Warm, natural materials can create a cosy and relaxing space in the basement. Lower levels of daylight can even help to give a sense of seclusion – perfect for a yoga room or wellness suite.
- A construction traffic management plan will often be a requirement of the planning permission. This plan details the approach to site management and deliveries.
- A noise / acoustic report will identify the activities that will make greater noise and ensure these are carried out during the permitted hours.
- A dust / air quality assessment report includes environmental factors that have to be considered during excavation works. This will identify the types of neighbours that are nearby and how the impact on air quality can be mitigated.

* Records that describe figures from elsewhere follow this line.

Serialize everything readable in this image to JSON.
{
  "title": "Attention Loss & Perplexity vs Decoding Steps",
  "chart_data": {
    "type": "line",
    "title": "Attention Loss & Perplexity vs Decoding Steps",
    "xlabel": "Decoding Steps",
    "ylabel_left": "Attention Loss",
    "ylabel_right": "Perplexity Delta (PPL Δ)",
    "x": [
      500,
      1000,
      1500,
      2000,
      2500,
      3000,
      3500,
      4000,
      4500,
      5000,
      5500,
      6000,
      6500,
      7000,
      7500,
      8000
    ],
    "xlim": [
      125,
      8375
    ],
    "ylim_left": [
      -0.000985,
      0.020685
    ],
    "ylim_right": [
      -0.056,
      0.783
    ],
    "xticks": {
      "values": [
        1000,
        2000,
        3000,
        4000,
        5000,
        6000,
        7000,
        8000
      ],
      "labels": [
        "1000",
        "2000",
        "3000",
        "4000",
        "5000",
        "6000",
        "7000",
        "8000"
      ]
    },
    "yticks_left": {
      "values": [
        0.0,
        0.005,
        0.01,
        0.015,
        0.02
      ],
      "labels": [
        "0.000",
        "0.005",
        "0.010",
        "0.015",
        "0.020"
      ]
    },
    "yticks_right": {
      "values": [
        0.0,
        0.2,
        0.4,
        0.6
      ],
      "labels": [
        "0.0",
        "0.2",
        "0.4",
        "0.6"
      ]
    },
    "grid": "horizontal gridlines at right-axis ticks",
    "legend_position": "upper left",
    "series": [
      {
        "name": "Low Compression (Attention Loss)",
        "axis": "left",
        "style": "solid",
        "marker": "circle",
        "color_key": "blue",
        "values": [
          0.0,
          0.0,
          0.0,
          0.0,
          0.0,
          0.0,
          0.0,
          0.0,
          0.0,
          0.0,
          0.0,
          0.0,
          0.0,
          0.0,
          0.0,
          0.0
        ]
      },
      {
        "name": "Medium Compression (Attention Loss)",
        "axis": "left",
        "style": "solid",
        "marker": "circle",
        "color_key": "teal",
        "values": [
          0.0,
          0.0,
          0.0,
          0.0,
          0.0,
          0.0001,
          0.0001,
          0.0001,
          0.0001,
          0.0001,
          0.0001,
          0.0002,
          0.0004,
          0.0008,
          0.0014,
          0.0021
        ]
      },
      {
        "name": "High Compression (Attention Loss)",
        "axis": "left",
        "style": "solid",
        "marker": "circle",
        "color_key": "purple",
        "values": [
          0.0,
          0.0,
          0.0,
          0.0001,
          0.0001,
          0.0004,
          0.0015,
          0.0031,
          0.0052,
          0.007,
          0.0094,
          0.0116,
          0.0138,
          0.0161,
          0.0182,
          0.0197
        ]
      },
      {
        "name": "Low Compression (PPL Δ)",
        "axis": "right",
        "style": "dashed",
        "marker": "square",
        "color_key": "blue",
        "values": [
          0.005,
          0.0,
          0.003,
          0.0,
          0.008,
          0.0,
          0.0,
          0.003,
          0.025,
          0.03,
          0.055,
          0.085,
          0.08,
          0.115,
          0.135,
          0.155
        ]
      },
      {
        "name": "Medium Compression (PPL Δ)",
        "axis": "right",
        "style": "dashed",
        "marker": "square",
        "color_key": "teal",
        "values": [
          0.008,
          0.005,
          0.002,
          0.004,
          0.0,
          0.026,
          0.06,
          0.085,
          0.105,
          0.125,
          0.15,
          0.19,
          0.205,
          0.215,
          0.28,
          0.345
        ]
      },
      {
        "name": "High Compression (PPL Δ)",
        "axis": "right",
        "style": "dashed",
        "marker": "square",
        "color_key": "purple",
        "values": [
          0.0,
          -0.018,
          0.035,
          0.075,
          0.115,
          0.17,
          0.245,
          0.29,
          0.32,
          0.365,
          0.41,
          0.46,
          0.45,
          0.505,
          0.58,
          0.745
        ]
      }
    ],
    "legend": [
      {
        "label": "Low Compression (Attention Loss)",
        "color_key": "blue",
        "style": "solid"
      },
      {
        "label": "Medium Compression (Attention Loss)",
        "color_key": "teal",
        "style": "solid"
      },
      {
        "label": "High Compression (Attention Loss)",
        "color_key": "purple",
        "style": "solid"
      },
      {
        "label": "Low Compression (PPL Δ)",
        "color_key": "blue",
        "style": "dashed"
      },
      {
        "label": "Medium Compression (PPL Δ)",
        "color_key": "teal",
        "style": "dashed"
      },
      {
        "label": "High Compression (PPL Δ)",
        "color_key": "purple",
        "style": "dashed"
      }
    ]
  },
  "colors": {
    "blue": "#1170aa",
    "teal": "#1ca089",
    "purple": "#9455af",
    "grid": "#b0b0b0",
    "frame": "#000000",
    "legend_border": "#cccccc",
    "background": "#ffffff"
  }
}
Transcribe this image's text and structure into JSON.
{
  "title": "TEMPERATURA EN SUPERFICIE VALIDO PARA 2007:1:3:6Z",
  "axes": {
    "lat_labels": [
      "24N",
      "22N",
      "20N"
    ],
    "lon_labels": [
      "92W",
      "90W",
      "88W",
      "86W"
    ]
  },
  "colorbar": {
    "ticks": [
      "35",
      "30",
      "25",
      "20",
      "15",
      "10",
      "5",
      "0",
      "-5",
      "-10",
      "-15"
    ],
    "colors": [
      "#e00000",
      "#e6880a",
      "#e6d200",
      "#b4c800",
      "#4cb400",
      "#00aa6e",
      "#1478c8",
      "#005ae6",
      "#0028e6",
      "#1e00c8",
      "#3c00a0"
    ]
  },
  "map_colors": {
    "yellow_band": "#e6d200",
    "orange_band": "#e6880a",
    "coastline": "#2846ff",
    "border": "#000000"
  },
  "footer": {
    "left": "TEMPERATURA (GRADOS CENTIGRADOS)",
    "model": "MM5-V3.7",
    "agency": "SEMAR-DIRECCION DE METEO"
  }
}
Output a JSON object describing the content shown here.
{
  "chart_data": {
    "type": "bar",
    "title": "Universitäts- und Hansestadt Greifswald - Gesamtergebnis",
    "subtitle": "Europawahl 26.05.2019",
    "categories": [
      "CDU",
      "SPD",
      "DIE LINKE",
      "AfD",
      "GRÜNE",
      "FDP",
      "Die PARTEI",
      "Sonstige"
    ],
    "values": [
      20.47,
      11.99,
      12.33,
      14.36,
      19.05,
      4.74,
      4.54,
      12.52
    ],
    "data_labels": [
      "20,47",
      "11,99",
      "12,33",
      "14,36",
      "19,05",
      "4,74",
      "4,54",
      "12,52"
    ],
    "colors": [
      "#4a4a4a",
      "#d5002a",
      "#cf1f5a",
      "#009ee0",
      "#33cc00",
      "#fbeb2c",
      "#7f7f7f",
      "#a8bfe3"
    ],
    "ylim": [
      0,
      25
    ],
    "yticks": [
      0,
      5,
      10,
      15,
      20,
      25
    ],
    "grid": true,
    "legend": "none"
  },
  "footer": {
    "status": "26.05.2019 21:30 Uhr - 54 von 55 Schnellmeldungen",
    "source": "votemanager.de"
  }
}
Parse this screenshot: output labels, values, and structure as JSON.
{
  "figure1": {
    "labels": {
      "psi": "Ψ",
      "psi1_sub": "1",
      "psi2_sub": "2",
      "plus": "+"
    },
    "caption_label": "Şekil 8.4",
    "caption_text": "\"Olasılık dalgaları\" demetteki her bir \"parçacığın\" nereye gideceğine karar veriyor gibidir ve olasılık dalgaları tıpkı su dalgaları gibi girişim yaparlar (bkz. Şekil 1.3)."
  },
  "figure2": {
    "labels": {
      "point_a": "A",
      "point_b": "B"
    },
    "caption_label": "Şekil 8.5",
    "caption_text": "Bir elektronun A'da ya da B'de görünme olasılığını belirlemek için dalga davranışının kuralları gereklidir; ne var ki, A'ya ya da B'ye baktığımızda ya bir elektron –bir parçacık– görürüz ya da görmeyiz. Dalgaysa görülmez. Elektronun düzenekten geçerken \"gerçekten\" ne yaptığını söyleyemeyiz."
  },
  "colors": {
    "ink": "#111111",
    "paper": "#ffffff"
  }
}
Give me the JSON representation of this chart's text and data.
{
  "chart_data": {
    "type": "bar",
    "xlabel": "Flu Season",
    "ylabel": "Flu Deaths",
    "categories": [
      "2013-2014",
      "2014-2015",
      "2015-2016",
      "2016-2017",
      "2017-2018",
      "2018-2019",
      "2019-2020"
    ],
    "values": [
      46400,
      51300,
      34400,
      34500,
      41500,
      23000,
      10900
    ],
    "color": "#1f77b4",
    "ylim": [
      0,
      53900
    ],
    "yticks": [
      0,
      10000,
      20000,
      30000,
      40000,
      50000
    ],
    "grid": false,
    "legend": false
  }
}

- A vibration report is particularly important for basement projects due to the nature of the excavations required. It will identify the risks involved and propose mitigation methods.
Fee proposals for the above reports and surveys can be obtained from consultants that we often work with.
Constructing a basement is more expensive than a typical above-ground extension. If, however, there are site restrictions or planning issues with above ground development, a basement extension can provide valuable extra living space without the cost and inconvenience of moving house.
Please visit our project portfolio to see Architecture for London’s recent projects.
Basement extension costs for a terrace house in London typically start at a minimum of £4,000 per square metre plus VAT. Consultants and planning fees will be payable in addition to the build costs.
This is difficult to usefully measure due to the large number of ‘special’ basements in high value areas of London containing car lifts, swimming pools and other expensive design features. A reasonable estimate across London might be £4,500 per square metre plus VAT and consultants fees.